El autobús desea, con todo su árbol y todo su diferencial,
a la linda voiturette de armoniosas líneas.
Poco a poco logra acercarse a su lado para
arrullarla con la moderación del motor poderoso.
La voiturette, espantada por aquel estruendo,
pega un legítimo salto de hembra elástica y huye.
De lejos, le hace adiós con el pañuelito azul del escape.
El autobús la persigue de inmediato. En su atontamiento
de paquidermo rijoso apenas salva los obstáculos
del nervioso y minúsculo tránsito callejero.
Persecución grotesca. Lo monstruoso detrás de lo alado.
El autobús se devora a la linda voiturette con los
ojos de todas sus ventanillas ambulantes.
La voiturette se despereza con los brazos
alargados de la velocidad.
De repente, se detiene junto al cordón de la vereda.
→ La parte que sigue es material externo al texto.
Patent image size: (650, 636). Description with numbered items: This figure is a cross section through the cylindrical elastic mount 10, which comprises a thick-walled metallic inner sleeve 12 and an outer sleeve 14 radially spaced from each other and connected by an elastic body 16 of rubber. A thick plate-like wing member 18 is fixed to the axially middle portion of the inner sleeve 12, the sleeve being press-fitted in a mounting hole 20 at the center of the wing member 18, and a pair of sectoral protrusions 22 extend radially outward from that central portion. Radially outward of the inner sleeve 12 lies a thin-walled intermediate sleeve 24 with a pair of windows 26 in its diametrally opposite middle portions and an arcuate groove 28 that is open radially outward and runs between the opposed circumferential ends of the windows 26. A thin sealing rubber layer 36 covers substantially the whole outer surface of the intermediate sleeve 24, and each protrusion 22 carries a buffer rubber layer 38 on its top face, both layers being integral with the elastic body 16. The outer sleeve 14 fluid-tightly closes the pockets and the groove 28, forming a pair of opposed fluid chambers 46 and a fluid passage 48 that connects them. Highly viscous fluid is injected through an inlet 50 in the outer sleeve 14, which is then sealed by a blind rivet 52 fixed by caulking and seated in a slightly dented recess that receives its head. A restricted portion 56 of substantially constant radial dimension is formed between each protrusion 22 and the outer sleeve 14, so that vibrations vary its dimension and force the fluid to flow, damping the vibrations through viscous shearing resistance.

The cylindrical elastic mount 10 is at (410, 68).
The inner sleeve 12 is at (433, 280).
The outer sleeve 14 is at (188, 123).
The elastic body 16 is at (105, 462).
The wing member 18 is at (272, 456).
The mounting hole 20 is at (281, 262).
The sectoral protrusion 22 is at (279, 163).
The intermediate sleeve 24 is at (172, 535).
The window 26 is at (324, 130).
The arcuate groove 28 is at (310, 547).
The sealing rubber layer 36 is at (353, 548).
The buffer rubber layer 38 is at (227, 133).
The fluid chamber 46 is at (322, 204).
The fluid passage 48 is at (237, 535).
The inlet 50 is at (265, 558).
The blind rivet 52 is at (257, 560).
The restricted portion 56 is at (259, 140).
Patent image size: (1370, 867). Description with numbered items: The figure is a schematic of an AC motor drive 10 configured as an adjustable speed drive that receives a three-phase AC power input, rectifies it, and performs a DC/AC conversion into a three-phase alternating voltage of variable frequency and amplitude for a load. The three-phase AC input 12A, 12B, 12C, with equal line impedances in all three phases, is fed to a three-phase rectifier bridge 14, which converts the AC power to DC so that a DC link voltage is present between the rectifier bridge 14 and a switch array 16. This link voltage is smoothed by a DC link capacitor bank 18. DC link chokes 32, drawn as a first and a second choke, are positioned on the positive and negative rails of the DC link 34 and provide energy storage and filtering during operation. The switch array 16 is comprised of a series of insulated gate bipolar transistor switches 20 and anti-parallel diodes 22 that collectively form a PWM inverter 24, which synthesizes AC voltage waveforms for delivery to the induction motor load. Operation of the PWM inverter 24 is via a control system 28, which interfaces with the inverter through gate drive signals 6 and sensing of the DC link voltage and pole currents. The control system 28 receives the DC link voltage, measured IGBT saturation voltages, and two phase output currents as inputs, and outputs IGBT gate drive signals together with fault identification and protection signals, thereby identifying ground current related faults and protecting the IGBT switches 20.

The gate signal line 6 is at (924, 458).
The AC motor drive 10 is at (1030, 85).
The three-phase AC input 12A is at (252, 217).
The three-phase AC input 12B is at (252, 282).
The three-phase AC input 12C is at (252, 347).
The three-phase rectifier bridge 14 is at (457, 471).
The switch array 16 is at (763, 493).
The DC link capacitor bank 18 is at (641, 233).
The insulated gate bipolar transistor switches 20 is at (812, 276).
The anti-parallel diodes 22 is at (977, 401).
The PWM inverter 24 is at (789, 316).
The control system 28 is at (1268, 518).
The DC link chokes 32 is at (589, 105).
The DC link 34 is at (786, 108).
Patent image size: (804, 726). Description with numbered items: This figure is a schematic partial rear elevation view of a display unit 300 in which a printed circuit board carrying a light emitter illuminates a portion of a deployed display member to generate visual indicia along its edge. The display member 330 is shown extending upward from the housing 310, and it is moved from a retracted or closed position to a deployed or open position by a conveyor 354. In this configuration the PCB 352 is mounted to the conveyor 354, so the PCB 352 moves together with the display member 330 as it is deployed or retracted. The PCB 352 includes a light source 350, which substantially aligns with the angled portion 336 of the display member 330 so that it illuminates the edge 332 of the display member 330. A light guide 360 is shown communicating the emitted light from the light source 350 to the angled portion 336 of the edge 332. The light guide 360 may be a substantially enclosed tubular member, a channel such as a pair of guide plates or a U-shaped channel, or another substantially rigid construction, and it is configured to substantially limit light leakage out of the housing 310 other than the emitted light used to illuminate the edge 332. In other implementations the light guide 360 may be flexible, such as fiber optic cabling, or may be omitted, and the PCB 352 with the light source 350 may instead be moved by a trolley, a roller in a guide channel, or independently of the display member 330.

Hembra, al fin y al cabo, se ha emocionado
con la persecución empeñosa del autobús.
El autobús la ve detenida. Se le allega todo
sudoroso; cayéndosele la baba hirviente por el tapón
del radiador; todos los vidrios conmovidos; húmedos
el parabrisas, los guardabarros temblorosos; los ojos
de los faros desorbitados.
Va a detenerse. Pero -exigencias del trabajo-, el
embrague le hace seguir de largo. ¡La norma! El
autobús es para trabajar y no para enamorar
voiturettes por las calles.
Entonces el pobre monstruo padece angustia rabiosa.
Una rabia que se condensa en miradas de
odio rojo que larga por los faroles posteriores.